Lou Holtz Will Retire From ESPN At The End Of The 2014 College Football Season

 

Legendary coach and ESPN mainstay Lou Holtz will be calling it a broadcast career at the end of the upcoming college football season.

Holtz told 247 Sports' Notre Dame site that he'll be retiring once this season ends, and that he hopes to spend some time on the putting green once his time in the broadcast booth is up:

“I’d like to practice my golf a little more. I’ve been everywhere except to bed. I’ve spoken to everybody except my wife. Somebody said, ‘Do you ever go anywhere where people don’t recognize you?’ I said home. I owe it to her to spend a little more time with her. I said that last year too.”

Holtz, 77, has considered retirement before, but this time it appears his decision is final.

“I’d like to leave when people say, ‘Why are you leaving?’ not ‘When are you leaving?’” he said. “This is my fifth last year.
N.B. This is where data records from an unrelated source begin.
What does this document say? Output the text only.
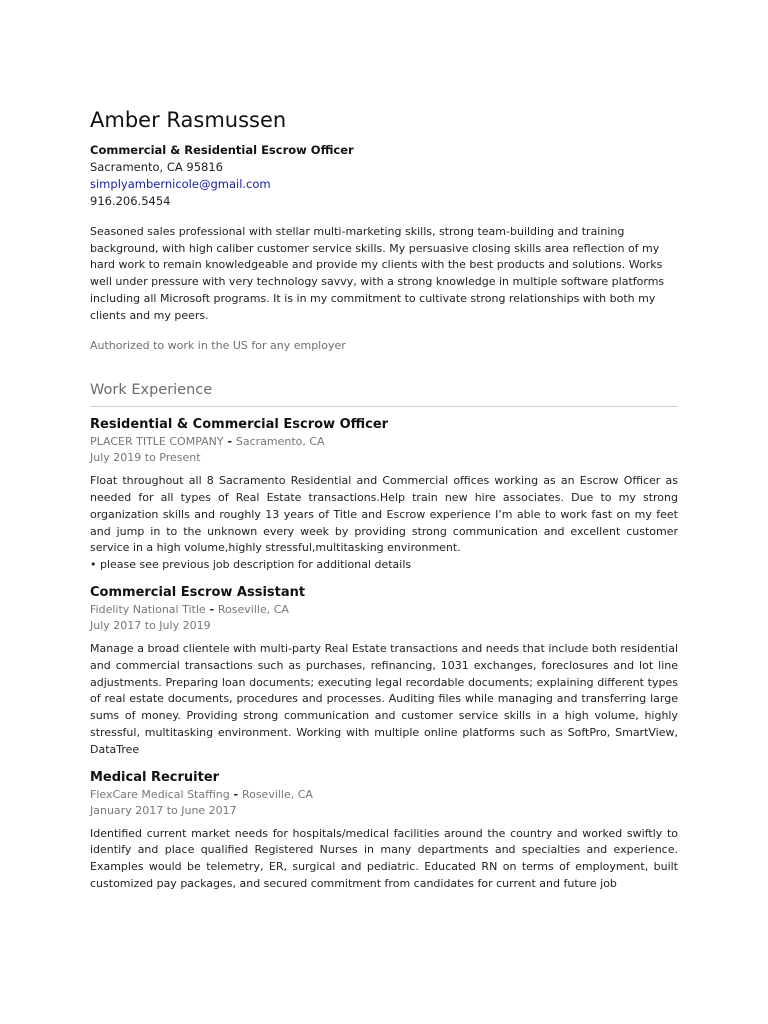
Amber Rasmussen
Commercial & Residential Escrow Officer
Sacramento, CA 95816
simplyambernicole@gmail.com
916.206.5454
Seasoned sales professional with stellar multi-marketing skills, strong team-building and training background, with high caliber customer service skills. My persuasive closing skills area reflection of my hard work to remain knowledgeable and provide my clients with the best products and solutions. Works well under pressure with very technology savvy, with a strong knowledge in multiple software platforms including all Microsoft programs. It is in my commitment to cultivate strong relationships with both my clients and my peers.
Authorized to work in the US for any employer
Work Experience
Residential & Commercial Escrow Officer
PLACER TITLE COMPANY - Sacramento, CA
July 2019 to Present
Float throughout all 8 Sacramento Residential and Commercial offices working as an Escrow Officer as needed for all types of Real Estate transactions.Help train new hire associates. Due to my strong organization skills and roughly 13 years of Title and Escrow experience I’m able to work fast on my feet and jump in to the unknown every week by providing strong communication and excellent customer service in a high volume,highly stressful,multitasking environment.
• please see previous job description for additional details
Commercial Escrow Assistant
Fidelity National Title - Roseville, CA
July 2017 to July 2019
Manage a broad clientele with multi-party Real Estate transactions and needs that include both residential and commercial transactions such as purchases, refinancing, 1031 exchanges, foreclosures and lot line adjustments. Preparing loan documents; executing legal recordable documents; explaining different types of real estate documents, procedures and processes. Auditing files while managing and transferring large sums of money. Providing strong communication and customer service skills in a high volume, highly stressful, multitasking environment. Working with multiple online platforms such as SoftPro, SmartView, DataTree
Medical Recruiter
FlexCare Medical Staffing - Roseville, CA
January 2017 to June 2017
Identified current market needs for hospitals/medical facilities around the country and worked swiftly to identify and place qualified Registered Nurses in many departments and specialties and experience. Examples would be telemetry, ER, surgical and pediatric. Educated RN on terms of employment, built customized pay packages, and secured commitment from candidates for current and future job
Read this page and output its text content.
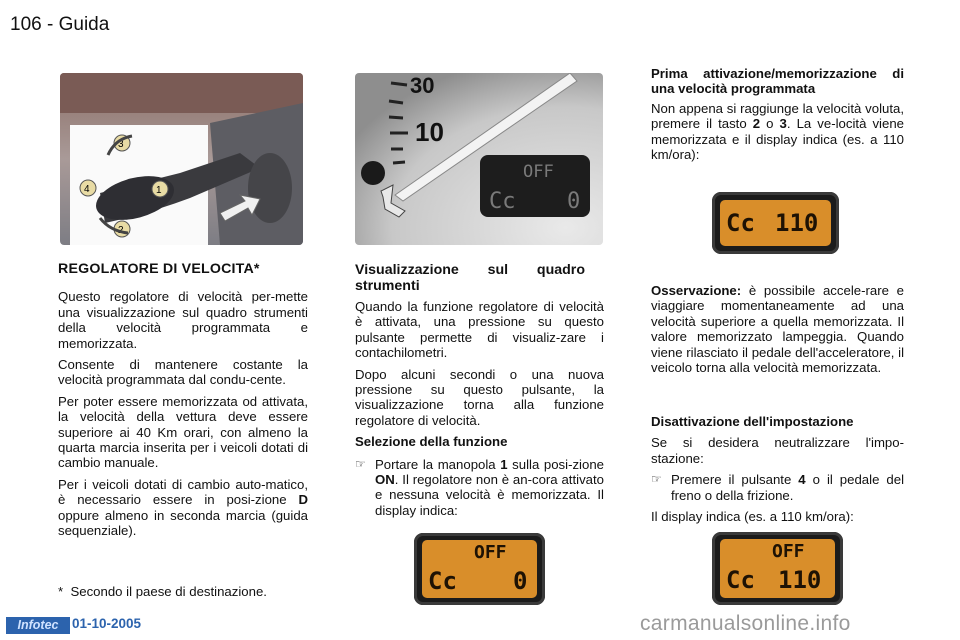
106 - Guida
3
4	1
2
30
10
OFF
Cc 0
REGOLATORE DI VELOCITA*

Questo regolatore di velocità per-mette una visualizzazione sul quadro strumenti della velocità programmata e memorizzata.

Consente di mantenere costante la velocità programmata dal condu-cente.

Per poter essere memorizzata od attivata, la velocità della vettura deve essere superiore ai 40 Km orari, con almeno la quarta marcia inserita per i veicoli dotati di cambio manuale.

Per i veicoli dotati di cambio auto-matico, è necessario essere in posi-zione D oppure almeno in seconda marcia (guida sequenziale).

*  Secondo il paese di destinazione.
Visualizzazione sul quadro strumenti

Quando la funzione regolatore di velocità è attivata, una pressione su questo pulsante permette di visualiz-zare i contachilometri.

Dopo alcuni secondi o una nuova pressione su questo pulsante, la visualizzazione torna alla funzione regolatore di velocità.

Selezione della funzione

☞ Portare la manopola 1 sulla posi-zione ON. Il regolatore non è an-cora attivato e nessuna velocità è memorizzata. Il display indica:

Prima attivazione/memorizzazione di una velocità programmata

Non appena si raggiunge la velocità voluta, premere il tasto 2 o 3. La ve-locità viene memorizzata e il display indica (es. a 110 km/ora):

Osservazione: è possibile accele-rare e viaggiare momentaneamente ad una velocità superiore a quella memorizzata. Il valore memorizzato lampeggia. Quando viene rilasciato il pedale dell'acceleratore, il veicolo torna alla velocità memorizzata.

Disattivazione dell'impostazione

Se si desidera neutralizzare l'impo-stazione:

☞ Premere il pulsante 4 o il pedale del freno o della frizione.

Il display indica (es. a 110 km/ora):

Cc 110
OFF
Cc 0
OFF
Cc 110
Infotec	01-10-2005	carmanualsonline.info
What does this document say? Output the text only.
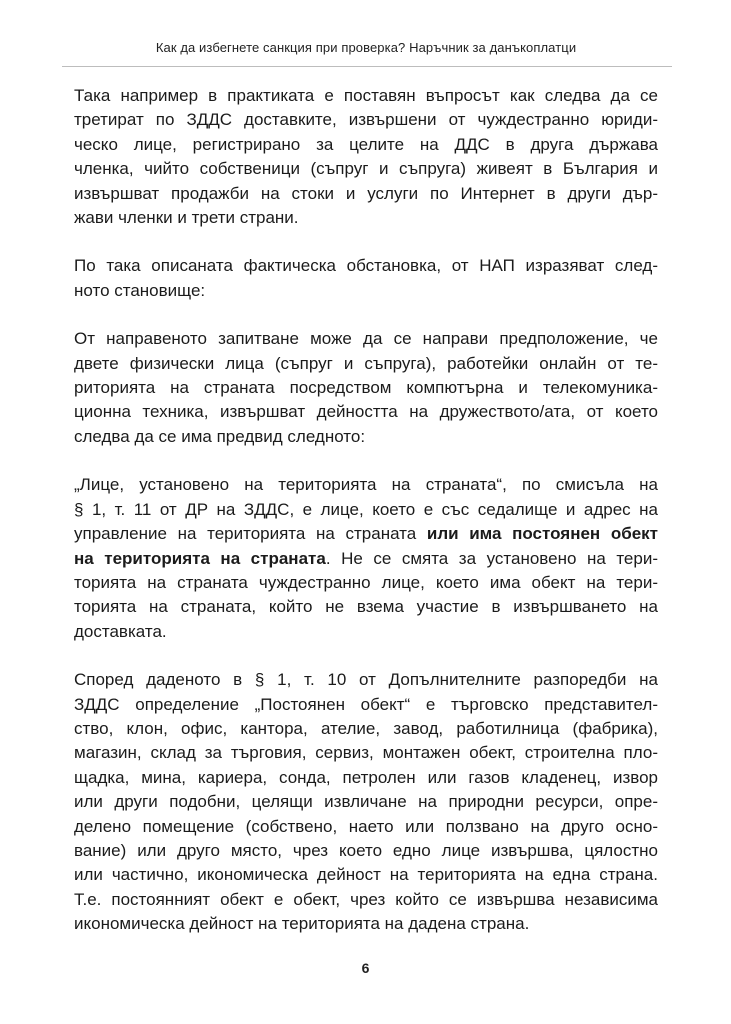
Как да избегнете санкция при проверка? Наръчник за данъкоплатци

Така например в практиката е поставян въпросът как следва да се
третират по ЗДДС доставките, извършени от чуждестранно юриди-
ческо лице, регистрирано за целите на ДДС в друга държава
членка, чийто собственици (съпруг и съпруга) живеят в България и
извършват продажби на стоки и услуги по Интернет в други дър-
жави членки и трети страни.

По така описаната фактическа обстановка, от НАП изразяват след-
ното становище:

От направеното запитване може да се направи предположение, че
двете физически лица (съпруг и съпруга), работейки онлайн от те-
риторията на страната посредством компютърна и телекомуника-
ционна техника, извършват дейността на дружеството/ата, от което
следва да се има предвид следното:

„Лице, установено на територията на страната“, по смисъла на
§ 1, т. 11 от ДР на ЗДДС, е лице, което е със седалище и адрес на
управление на територията на страната или има постоянен обект
на територията на страната. Не се смята за установено на тери-
торията на страната чуждестранно лице, което има обект на тери-
торията на страната, който не взема участие в извършването на
доставката.

Според даденото в § 1, т. 10 от Допълнителните разпоредби на
ЗДДС определение „Постоянен обект“ е търговско представител-
ство, клон, офис, кантора, ателие, завод, работилница (фабрика),
магазин, склад за търговия, сервиз, монтажен обект, строителна пло-
щадка, мина, кариера, сонда, петролен или газов кладенец, извор
или други подобни, целящи извличане на природни ресурси, опре-
делено помещение (собствено, наето или ползвано на друго осно-
вание) или друго място, чрез което едно лице извършва, цялостно
или частично, икономическа дейност на територията на една страна.
Т.е. постоянният обект е обект, чрез който се извършва независима
икономическа дейност на територията на дадена страна.

6
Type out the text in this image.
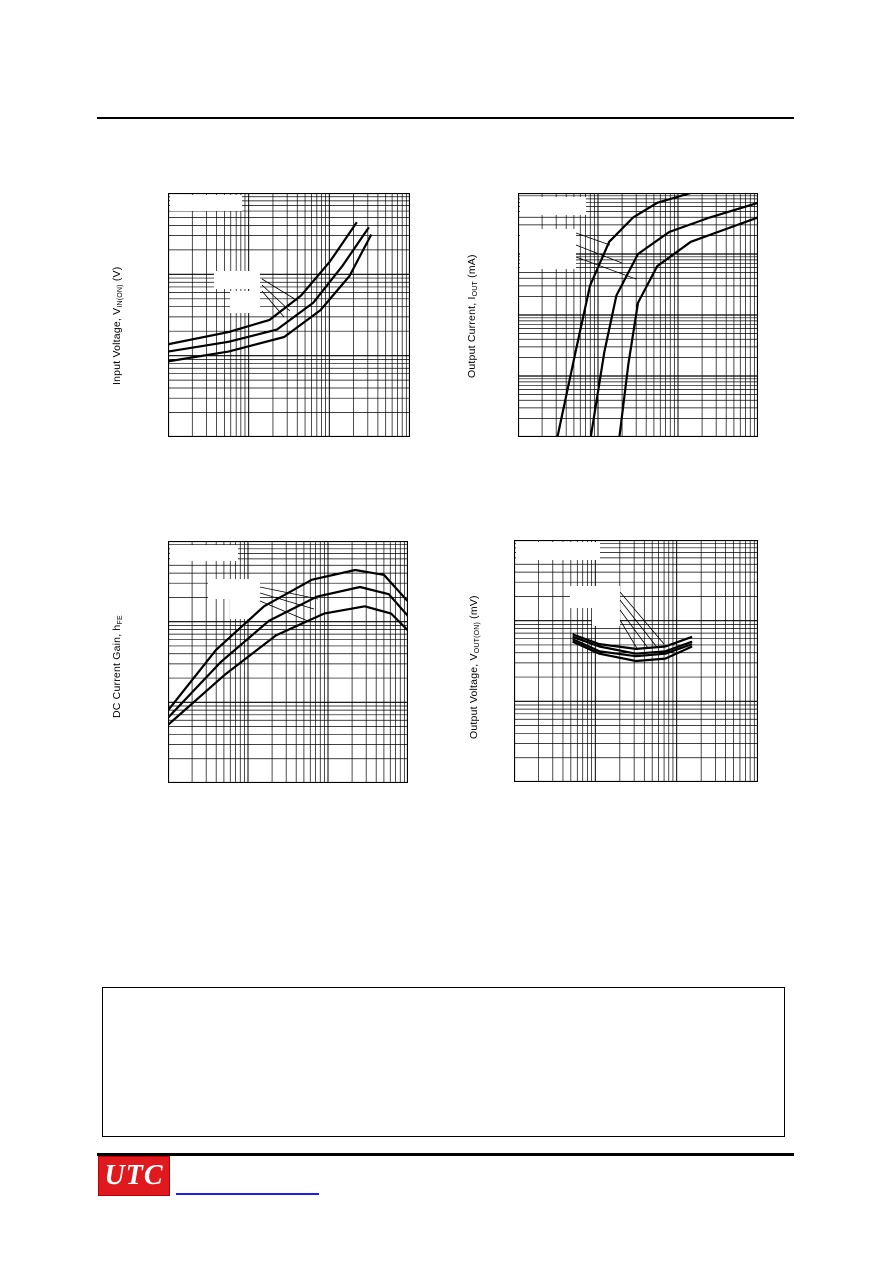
Input Voltage, $V_{IN(ON)}$ (V)
Output Current, $I_{OUT}$ (mA)
DC Current Gain, $h_{FE}$
Output Voltage, $V_{OUT(ON)}$ (mV)
UTC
They usually talk me into it. ESPN is a great organization to work for. We’ve been together nine years now. That’s unusual. They’re like my family. I love them. We enjoy it. There comes a time where you need to step aside and let the younger people do it.”

Holtz won the Paul 'Bear' Bryant Award twice as the top college coach in the nation - once with Arkansas, and once with Notre Dame. He also won the 1988 National Championship with the Fighting Irish, and was inducted into the College Football Hall of Fame in 2008.